Era giunto al termine della sua strada, dopo essersi eroicamente sforzato “di avere dinanzi agli occhi, finché vivrà, prima d’ogni altra cosa, Iddio, e poi la forma di questo suo Istituto che è una via per arrivare a Lui, e di conseguire con tutte le forze tale fine propostogli da Dio” (Formula dell’Ist.).
Chiamato a succedergli nella guida della Compagnia di Gesù, desidero in questa mia prima Eucaristia concelebrata con tanti confratelli che rappresentano nella festa di S. Ignazio tutta la Compagnia sparsa nel mondo intero, meditare brevemente su una delle tappe principali di questa “via per arrivare a Lui” percorsa da Ignazio [e che i gesuiti, se vogliono essere fedeli al suo insegnamento e al suo spirito, devono percorrere come lui]. Perché proprio quest’anno, la Compagnia di Gesù commemora il quattrocentocinquantesimo anniversario del gesto compiuto da Ignazio e dai suoi primi compagni a Montmartre. Ignazio, insieme al savoiardo Pietro Favre, agli spagnoli Giacomo Laínez, Alfonso Salmerón, Nicola Alonso de Bobadilla, Francesco Saverio e al portoghese Simone Rodrigues, si recano il 15 agosto 1534 nella chiesetta di Montmartre e pronunciano il loro voto. Con una cerimonia piuttosto singolare, a cui la Compagnia è rimasta sempre fedele fino ai nostri giorni.

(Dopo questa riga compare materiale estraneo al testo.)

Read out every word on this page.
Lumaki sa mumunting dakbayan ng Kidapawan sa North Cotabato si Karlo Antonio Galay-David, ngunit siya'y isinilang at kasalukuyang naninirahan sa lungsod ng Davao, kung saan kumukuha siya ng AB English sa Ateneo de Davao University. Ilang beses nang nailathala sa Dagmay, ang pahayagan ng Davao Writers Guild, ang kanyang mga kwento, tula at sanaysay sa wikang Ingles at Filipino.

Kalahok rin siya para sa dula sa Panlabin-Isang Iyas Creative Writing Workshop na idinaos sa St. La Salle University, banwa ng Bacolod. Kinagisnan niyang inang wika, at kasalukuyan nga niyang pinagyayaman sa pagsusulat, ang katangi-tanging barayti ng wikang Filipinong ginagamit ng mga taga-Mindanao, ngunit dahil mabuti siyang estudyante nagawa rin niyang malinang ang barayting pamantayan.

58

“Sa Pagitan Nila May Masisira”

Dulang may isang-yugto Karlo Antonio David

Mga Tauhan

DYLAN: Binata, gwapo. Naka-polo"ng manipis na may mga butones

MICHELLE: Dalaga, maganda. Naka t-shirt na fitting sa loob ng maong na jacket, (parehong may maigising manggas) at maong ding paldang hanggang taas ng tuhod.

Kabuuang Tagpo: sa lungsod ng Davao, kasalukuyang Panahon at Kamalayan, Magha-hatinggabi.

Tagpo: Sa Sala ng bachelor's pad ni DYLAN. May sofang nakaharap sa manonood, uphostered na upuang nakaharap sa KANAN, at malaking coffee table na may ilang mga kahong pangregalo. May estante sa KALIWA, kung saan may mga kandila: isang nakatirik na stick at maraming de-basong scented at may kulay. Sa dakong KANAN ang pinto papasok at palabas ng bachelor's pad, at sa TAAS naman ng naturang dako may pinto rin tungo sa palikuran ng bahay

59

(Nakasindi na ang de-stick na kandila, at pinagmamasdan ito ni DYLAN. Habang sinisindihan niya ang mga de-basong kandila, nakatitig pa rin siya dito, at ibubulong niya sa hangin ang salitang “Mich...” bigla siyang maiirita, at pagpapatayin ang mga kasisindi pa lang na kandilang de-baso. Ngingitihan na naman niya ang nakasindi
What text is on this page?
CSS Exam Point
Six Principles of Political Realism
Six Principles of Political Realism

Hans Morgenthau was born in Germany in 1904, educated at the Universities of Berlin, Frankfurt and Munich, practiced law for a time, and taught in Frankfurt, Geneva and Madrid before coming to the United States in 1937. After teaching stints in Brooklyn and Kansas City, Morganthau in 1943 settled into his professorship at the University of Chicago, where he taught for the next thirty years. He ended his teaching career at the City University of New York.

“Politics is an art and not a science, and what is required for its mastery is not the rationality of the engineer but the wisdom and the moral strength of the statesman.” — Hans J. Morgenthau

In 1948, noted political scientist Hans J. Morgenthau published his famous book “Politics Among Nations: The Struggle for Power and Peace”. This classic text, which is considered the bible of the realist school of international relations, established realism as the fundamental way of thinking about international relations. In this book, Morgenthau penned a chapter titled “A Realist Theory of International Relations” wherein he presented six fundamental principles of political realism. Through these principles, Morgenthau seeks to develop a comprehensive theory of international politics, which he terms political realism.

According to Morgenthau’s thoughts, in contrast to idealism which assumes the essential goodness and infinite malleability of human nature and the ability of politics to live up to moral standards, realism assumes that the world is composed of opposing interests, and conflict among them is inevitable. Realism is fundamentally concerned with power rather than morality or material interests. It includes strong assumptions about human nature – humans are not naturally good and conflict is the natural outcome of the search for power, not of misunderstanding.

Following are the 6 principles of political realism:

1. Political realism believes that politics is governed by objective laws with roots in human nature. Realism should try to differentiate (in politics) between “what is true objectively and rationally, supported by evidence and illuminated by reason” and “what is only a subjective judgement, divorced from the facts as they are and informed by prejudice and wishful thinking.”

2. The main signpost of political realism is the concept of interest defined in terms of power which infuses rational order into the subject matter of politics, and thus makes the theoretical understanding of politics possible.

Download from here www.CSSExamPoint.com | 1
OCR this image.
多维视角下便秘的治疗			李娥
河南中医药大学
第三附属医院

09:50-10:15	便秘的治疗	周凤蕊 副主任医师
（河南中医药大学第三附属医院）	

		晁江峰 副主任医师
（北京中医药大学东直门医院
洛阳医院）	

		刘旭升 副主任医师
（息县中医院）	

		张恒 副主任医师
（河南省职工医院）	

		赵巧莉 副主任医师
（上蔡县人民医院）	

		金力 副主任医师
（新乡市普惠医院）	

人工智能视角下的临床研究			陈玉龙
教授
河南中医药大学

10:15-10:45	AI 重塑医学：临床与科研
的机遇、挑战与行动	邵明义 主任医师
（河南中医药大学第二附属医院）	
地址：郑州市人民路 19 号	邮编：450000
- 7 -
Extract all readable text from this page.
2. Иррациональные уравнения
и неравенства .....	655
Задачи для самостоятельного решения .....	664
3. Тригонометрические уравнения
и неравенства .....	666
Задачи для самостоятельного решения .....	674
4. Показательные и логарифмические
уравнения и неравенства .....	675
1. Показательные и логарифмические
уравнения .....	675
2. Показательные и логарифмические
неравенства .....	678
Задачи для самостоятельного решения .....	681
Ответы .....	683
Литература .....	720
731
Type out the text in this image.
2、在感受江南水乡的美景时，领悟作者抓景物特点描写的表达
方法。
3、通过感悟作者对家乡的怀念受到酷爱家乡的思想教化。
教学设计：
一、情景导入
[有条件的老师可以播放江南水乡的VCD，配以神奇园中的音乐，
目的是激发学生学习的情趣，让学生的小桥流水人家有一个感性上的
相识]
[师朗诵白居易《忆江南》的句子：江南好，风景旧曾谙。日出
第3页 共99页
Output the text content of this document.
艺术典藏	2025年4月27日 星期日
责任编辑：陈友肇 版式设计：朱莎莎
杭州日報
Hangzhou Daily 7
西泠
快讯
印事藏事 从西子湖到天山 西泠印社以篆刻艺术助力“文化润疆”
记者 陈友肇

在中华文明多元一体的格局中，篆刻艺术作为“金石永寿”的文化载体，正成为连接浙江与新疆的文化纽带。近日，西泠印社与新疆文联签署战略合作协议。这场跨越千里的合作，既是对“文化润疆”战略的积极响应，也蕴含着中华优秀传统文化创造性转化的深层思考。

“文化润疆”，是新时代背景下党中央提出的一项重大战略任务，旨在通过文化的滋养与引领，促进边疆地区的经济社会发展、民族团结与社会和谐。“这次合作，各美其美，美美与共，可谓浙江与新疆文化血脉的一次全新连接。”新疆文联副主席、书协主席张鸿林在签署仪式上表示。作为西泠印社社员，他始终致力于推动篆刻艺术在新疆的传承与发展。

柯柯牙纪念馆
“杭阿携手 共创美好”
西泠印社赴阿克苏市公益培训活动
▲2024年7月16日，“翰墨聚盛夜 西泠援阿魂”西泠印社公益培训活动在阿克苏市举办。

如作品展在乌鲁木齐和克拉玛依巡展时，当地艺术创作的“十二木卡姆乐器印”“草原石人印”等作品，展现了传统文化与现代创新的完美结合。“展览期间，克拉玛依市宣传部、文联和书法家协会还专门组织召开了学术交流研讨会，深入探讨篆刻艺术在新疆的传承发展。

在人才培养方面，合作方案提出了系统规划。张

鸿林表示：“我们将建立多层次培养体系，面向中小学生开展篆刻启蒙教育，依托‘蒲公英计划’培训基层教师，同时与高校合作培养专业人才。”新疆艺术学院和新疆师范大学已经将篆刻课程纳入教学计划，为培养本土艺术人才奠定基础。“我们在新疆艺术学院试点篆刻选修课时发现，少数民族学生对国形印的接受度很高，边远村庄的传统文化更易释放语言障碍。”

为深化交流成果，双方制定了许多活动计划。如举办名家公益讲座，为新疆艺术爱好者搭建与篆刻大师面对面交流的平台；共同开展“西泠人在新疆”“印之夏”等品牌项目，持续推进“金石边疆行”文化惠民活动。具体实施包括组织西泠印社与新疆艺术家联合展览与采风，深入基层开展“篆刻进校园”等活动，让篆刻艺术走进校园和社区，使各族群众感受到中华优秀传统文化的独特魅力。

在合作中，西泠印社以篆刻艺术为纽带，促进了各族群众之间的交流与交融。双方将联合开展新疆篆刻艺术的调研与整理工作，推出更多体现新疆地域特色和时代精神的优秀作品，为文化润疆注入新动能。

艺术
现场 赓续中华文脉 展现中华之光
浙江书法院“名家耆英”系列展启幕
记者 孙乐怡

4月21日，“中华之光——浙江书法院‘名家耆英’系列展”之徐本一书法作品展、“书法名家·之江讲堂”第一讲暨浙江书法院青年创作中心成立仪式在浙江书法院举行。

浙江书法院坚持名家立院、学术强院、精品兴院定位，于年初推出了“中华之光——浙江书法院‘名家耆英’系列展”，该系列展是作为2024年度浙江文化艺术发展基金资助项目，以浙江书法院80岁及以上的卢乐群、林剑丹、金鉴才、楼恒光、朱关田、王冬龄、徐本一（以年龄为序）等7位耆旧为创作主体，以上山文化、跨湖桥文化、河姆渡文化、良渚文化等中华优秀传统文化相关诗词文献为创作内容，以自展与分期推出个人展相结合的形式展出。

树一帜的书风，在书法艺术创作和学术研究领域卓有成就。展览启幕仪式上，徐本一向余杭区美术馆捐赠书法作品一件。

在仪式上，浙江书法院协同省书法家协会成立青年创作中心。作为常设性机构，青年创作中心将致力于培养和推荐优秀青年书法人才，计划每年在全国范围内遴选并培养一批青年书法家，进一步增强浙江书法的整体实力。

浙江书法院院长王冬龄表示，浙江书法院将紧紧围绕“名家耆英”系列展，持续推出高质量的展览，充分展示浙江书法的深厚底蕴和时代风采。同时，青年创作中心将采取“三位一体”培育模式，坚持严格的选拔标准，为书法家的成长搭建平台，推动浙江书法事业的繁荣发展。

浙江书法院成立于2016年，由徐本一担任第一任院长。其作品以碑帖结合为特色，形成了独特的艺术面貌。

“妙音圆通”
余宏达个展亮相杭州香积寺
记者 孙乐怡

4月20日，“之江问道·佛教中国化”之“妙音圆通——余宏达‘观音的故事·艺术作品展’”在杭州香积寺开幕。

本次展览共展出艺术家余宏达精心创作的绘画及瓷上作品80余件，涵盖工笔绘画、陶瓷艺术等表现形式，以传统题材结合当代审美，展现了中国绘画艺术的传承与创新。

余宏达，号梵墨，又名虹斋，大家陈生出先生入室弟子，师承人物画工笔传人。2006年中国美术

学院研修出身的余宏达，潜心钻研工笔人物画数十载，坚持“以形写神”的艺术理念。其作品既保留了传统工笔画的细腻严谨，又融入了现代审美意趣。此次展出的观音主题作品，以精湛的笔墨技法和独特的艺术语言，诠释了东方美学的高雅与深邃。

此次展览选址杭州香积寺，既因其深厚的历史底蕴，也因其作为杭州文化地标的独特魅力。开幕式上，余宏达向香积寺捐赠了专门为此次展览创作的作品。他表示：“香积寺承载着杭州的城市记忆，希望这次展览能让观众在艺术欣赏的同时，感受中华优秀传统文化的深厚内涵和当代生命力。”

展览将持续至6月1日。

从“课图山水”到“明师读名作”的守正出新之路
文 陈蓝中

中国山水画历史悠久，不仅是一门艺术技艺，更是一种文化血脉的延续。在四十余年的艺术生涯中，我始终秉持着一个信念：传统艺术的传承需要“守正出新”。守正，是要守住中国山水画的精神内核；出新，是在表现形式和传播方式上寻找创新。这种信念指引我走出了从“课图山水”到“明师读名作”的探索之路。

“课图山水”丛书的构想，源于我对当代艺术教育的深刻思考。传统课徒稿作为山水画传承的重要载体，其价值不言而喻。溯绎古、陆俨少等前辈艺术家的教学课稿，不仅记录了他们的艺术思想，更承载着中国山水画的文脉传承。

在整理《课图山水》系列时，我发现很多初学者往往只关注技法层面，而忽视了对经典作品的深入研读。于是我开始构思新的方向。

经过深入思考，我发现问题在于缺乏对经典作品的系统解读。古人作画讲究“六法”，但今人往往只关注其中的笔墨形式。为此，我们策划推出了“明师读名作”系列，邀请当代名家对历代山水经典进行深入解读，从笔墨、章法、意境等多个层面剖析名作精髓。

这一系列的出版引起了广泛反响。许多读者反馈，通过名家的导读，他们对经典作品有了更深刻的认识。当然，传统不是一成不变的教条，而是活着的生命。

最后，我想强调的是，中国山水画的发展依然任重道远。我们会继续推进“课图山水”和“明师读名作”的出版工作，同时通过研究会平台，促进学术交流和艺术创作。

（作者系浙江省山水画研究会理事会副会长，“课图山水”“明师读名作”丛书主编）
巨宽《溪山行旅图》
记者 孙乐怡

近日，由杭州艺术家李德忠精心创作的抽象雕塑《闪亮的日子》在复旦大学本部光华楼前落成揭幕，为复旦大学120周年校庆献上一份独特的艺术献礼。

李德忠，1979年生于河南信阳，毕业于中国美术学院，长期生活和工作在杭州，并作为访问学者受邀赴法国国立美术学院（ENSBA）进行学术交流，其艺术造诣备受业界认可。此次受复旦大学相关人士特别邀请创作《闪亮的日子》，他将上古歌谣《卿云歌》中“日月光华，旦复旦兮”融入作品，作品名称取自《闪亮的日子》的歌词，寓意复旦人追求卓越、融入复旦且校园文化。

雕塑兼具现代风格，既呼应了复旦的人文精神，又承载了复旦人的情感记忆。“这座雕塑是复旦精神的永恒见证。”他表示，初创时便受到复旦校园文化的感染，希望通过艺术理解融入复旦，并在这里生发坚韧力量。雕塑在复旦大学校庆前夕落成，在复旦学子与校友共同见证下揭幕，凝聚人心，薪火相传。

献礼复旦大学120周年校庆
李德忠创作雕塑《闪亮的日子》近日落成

Simone Rodrigues così descrive la liturgia di Montmartre: “Il padre Fabro celebra la Messa. Prima di dare ai compagni il divino nutrimento, si voltò verso di loro, avendo in mano l’Ostia Santa. Essi, in ginocchio per terra, lo spirito in Dio, pronunciarono il loro voto, uno dopo l’altro, [dal loro posto] a chiara voce, in modo che tutti poterono sentire; poi ricevettero insieme l’Eucaristia. Il Padre si girò allora verso l’altare e, prima di assumere il pane vivificante, pronunciò il suo voto con voce chiara e distinta in modo che tutti poterono sentire”(FN III, 24-27. FN I, 20).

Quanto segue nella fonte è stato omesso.